In de meeste situaties zou een politieke handdruk nauwelijks erkenning verdienen, laat staan applaus. Maar deze race is anders, omdat steeds meer de kandidaten en hun families zichzelf de hand hebben gehouden. Tijdens het tweede debat planden de families van de genomineerden hun ingangschoreografie, zodat handdrukken onmogelijk zou zijn. Woensdagavond, bij het derde en laatste debat, schudden de kandidaten zelf helemaal niet.
Geen handdruk tussen Donald Trump en Hillary Clinton aan het begin van het derde presidentiële debat.https: //t.co/PufKDReglc pic.twitter.com/I7nNQMBtxR
- ITV-nieuws (@itvnews) 20 oktober 2016
Na onderzoek van beelden die teruggaan naar het eerste debat op televisie, in 1976, de Miami Herald vond dat dit ongekend was. Elke set genomineerden, van Carter en Ford via Obama en Romney, heeft altijd een moment genomen om de handen te sluiten voordat ze probeerden elkaar retorisch uit elkaar te halen.
Het is vreemd, maar onmiskenbaar: zelfs in dit tijdperk van onophoudelijke, hoge discoursen spreekt een handdruk - of het gebrek daaraan - boekdelen. Hoe werd deze stille actie zo'n belangrijk onderdeel van de politieke retoriek?
Handshaking is zo'n simpel gebaar, het is moeilijk om precies te zeggen wie er mee kwam. Volgens de Assyria Times, het ritueel gaat minstens terug tot 1800 v.Chr., toen de Babylonische koningen de hand van een beeld van een god grepen, om de god toe te laten zijn gezag "over te dragen", met andere woorden een vreedzame machtsoverdracht. Oude Griekse monumenten hebben gravures van goden, soldaten en stellen die handen schudden. Griekse en Romeinse handshakers gebruikten ook het gebaar om elkaar af te schudden voor verborgen wapens en om te bewijzen dat ze zelf geen wapens droegen.
Leiders in de middeleeuwen hadden een enigszins andere manier om goede bedoelingen te signaleren - de 'kus van de vrede', uit de bijbel gehaald en over het algemeen van lip tot lip. "Ze gebruikten geen handdrukken", vertelde politiek wetenschapper Tanisha Fazal Nationale Post in 2012. "Soms was er een uitwisseling van gijzelaars, maar meestal werd de kus van de vrede gebruikt."

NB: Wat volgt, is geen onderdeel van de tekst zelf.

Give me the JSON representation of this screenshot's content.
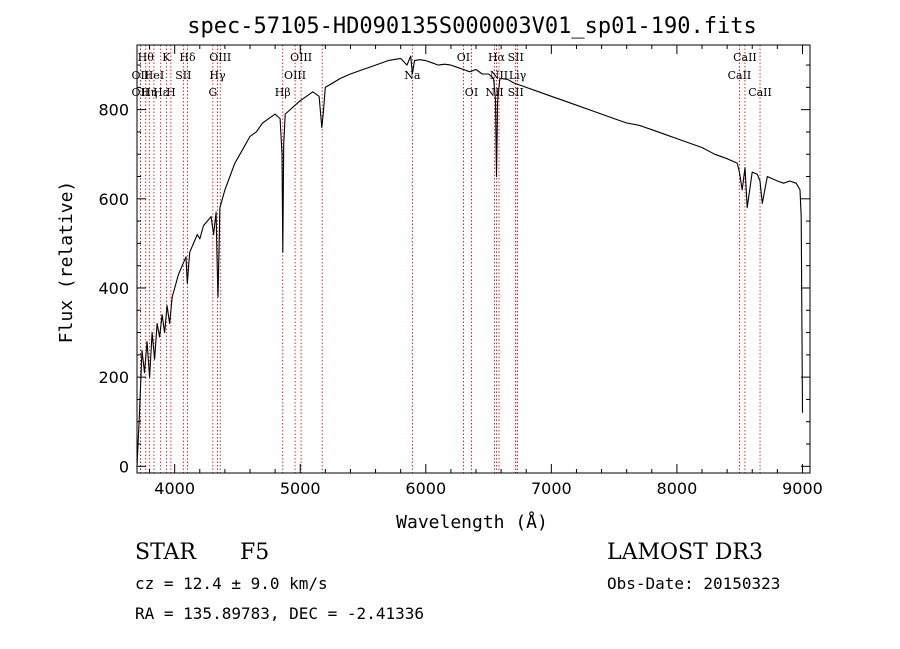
{
  "chart_data": {
    "type": "line",
    "title": "spec-57105-HD090135S000003V01_sp01-190.fits",
    "xlabel": "Wavelength (Å)",
    "ylabel": "Flux (relative)",
    "xlim": [
      3700,
      9060
    ],
    "ylim": [
      -15,
      945
    ],
    "xticks": [
      4000,
      5000,
      6000,
      7000,
      8000,
      9000
    ],
    "yticks": [
      0,
      200,
      400,
      600,
      800
    ],
    "series": [
      {
        "name": "flux",
        "x": [
          3700,
          3720,
          3740,
          3760,
          3780,
          3800,
          3820,
          3840,
          3860,
          3880,
          3900,
          3920,
          3940,
          3960,
          3980,
          4000,
          4030,
          4060,
          4090,
          4101,
          4120,
          4150,
          4180,
          4200,
          4230,
          4260,
          4290,
          4310,
          4330,
          4340,
          4345,
          4360,
          4380,
          4400,
          4440,
          4480,
          4520,
          4560,
          4600,
          4650,
          4700,
          4750,
          4800,
          4840,
          4855,
          4861,
          4868,
          4880,
          4920,
          4960,
          5000,
          5050,
          5100,
          5150,
          5172,
          5183,
          5200,
          5260,
          5320,
          5400,
          5500,
          5600,
          5700,
          5800,
          5850,
          5880,
          5893,
          5910,
          5950,
          6000,
          6050,
          6100,
          6150,
          6200,
          6250,
          6300,
          6350,
          6400,
          6450,
          6500,
          6540,
          6555,
          6563,
          6572,
          6590,
          6650,
          6700,
          6750,
          6800,
          6900,
          7000,
          7100,
          7200,
          7300,
          7400,
          7500,
          7600,
          7700,
          7800,
          7900,
          8000,
          8100,
          8200,
          8300,
          8400,
          8480,
          8498,
          8520,
          8542,
          8560,
          8600,
          8640,
          8662,
          8680,
          8720,
          8760,
          8800,
          8850,
          8900,
          8950,
          8980,
          8990,
          9000
        ],
        "y": [
          0,
          120,
          260,
          210,
          280,
          200,
          300,
          240,
          320,
          290,
          340,
          300,
          360,
          320,
          380,
          400,
          430,
          450,
          470,
          410,
          480,
          500,
          520,
          510,
          540,
          550,
          560,
          520,
          570,
          430,
          380,
          580,
          600,
          620,
          650,
          680,
          700,
          720,
          740,
          750,
          770,
          780,
          790,
          780,
          700,
          480,
          720,
          790,
          800,
          810,
          820,
          830,
          840,
          830,
          760,
          790,
          850,
          860,
          870,
          880,
          890,
          900,
          910,
          915,
          900,
          920,
          880,
          910,
          912,
          910,
          905,
          900,
          902,
          900,
          895,
          890,
          885,
          890,
          880,
          880,
          870,
          820,
          650,
          820,
          870,
          868,
          860,
          855,
          850,
          840,
          830,
          820,
          810,
          800,
          790,
          780,
          770,
          765,
          755,
          745,
          735,
          725,
          715,
          700,
          690,
          680,
          660,
          620,
          670,
          580,
          660,
          655,
          640,
          590,
          650,
          645,
          640,
          635,
          640,
          635,
          620,
          560,
          120
        ]
      }
    ],
    "lines": [
      {
        "wave": 3727,
        "label": "OII",
        "row": 2
      },
      {
        "wave": 3727,
        "label": "OII",
        "row": 1
      },
      {
        "wave": 3770,
        "label": "Hθ",
        "row": 0
      },
      {
        "wave": 3798,
        "label": "Hη",
        "row": 2
      },
      {
        "wave": 3835,
        "label": "HeI",
        "row": 1
      },
      {
        "wave": 3889,
        "label": "Hε",
        "row": 2
      },
      {
        "wave": 3934,
        "label": "K",
        "row": 0
      },
      {
        "wave": 3970,
        "label": "H",
        "row": 2
      },
      {
        "wave": 4069,
        "label": "SII",
        "row": 1
      },
      {
        "wave": 4102,
        "label": "Hδ",
        "row": 0
      },
      {
        "wave": 4304,
        "label": "G",
        "row": 2
      },
      {
        "wave": 4341,
        "label": "Hγ",
        "row": 1
      },
      {
        "wave": 4363,
        "label": "OIII",
        "row": 0
      },
      {
        "wave": 4861,
        "label": "Hβ",
        "row": 2
      },
      {
        "wave": 4959,
        "label": "OIII",
        "row": 1
      },
      {
        "wave": 5007,
        "label": "OIII",
        "row": 0
      },
      {
        "wave": 5175,
        "label": "",
        "row": 3
      },
      {
        "wave": 5893,
        "label": "Na",
        "row": 1
      },
      {
        "wave": 6300,
        "label": "OI",
        "row": 0
      },
      {
        "wave": 6364,
        "label": "OI",
        "row": 2
      },
      {
        "wave": 6548,
        "label": "NII",
        "row": 2
      },
      {
        "wave": 6563,
        "label": "Hα",
        "row": 0
      },
      {
        "wave": 6583,
        "label": "NII",
        "row": 1
      },
      {
        "wave": 6716,
        "label": "SII",
        "row": 0
      },
      {
        "wave": 6716,
        "label": "SII",
        "row": 2
      },
      {
        "wave": 6731,
        "label": "Liγ",
        "row": 1
      },
      {
        "wave": 8498,
        "label": "CaII",
        "row": 1
      },
      {
        "wave": 8542,
        "label": "CaII",
        "row": 0
      },
      {
        "wave": 8662,
        "label": "CaII",
        "row": 2
      }
    ]
  },
  "info": {
    "object_class": "STAR",
    "subclass": "F5",
    "cz": "cz = 12.4 ± 9.0 km/s",
    "coords": "RA = 135.89783, DEC =  -2.41336",
    "survey": "LAMOST DR3",
    "obs_date": "Obs-Date: 20150323"
  }
}
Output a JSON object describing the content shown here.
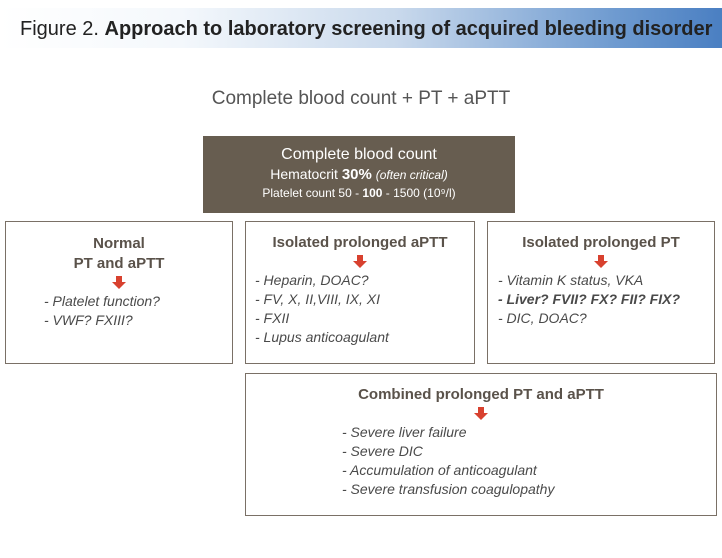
{
  "banner": {
    "figure_label": "Figure 2.",
    "caption": "Approach to laboratory screening of acquired bleeding disorder"
  },
  "top_title": "Complete blood count + PT + aPTT",
  "cbc_box": {
    "title": "Complete blood count",
    "hematocrit_label": "Hematocrit",
    "hematocrit_value": "30%",
    "hematocrit_note": "(often critical)",
    "platelet_label": "Platelet count 50 - ",
    "platelet_mid": "100",
    "platelet_rest": " - 1500 (10⁹/l)"
  },
  "boxes": {
    "normal": {
      "title_line1": "Normal",
      "title_line2": "PT and aPTT",
      "items": [
        "- Platelet function?",
        "- VWF? FXIII?"
      ]
    },
    "aptt": {
      "title": "Isolated prolonged aPTT",
      "items": [
        "- Heparin, DOAC?",
        "- FV, X, II,VIII, IX, XI",
        "- FXII",
        "- Lupus anticoagulant"
      ]
    },
    "pt": {
      "title": "Isolated prolonged PT",
      "items": [
        "- Vitamin K status, VKA",
        "- Liver? FVII? FX? FII? FIX?",
        "- DIC, DOAC?"
      ]
    },
    "combined": {
      "title": "Combined prolonged PT and aPTT",
      "items": [
        "- Severe liver failure",
        "- Severe DIC",
        "- Accumulation of anticoagulant",
        "- Severe transfusion coagulopathy"
      ]
    }
  },
  "colors": {
    "cbc_background": "#675d50",
    "arrow": "#d8412f",
    "banner_end": "#4a7fc2"
  }
}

Er is iets informeels aan een handdruk, en George Washington hield ook niet van handen schudden met zijn gasten, maar in plaats daarvan buigen. Thomas Jefferson was de eerste Amerikaanse politicus die de handdruk naar het Witte Huis bracht, en gebruikte het om het kantoor enigszins op de aarde te brengen. Sindsdien hebben Amerikaanse politici de handdruk tot een campagnestapel gemaakt, waardoor ze beide de straat opkwamen en in diplomatieke kamers kwamen. Lyndon B. Johnson zou zo veel handen hebben geschud dat hij de dag zou eindigen met gezwollen, gekneusde vingers.
De veronderstelling dat iedereen een handdruk verdient, heeft geleid tot een aantal kleine politieke schandalen. Tijdens zijn campagne in 1963 voor District Leader weigerde Ed Koch de hand te leggen van tegenstander Carmine De Sapio nadat De Sapio hem beschuldigde van het plegen van kiezersfraude door het registreren van dode mensen. Adlai Stevenson is mogelijk zijn campagnes kwijtgeraakt mede vanwege een voelbare afkeer van de leegte van het gladhandelen. "Misschien wel het meest treurige van dit alles is dat een kandidaat in een zee van handen moet reiken, er een moet pakken, niet weet wie hij is en zeggen:" Ik ben blij je te ontmoeten ", in het besef dat hij dat niet heeft en waarschijnlijk zal die man nooit ontmoeten, "vertelde hij een vriend in 1952.
En dan zijn er de vele, vele verknoeide politieke handdrukken, die elk een soort communicatiestoornis lijken te suggereren - Raul Castro die de gebogen pols van Barack Obama als een trofee, de hierboven getoonde Obama / Trudeau / Nieto-drieweg, John Kerry en Francois Hollande belandde in een soort van swing-danshouding nadat hij niet kon beslissen welke begroeting het meest geschikt was.
Er zijn veel manieren om een handdruk of een niet-handdruk te laten schieten. Maar wanneer beide mensen ervoor kiezen om uit de buurt van het gebaar te blijven, is het niet echt een snub-meer een wederzijdse beslissing. Op zijn minst is het iets waarover ze het eens kunnen worden.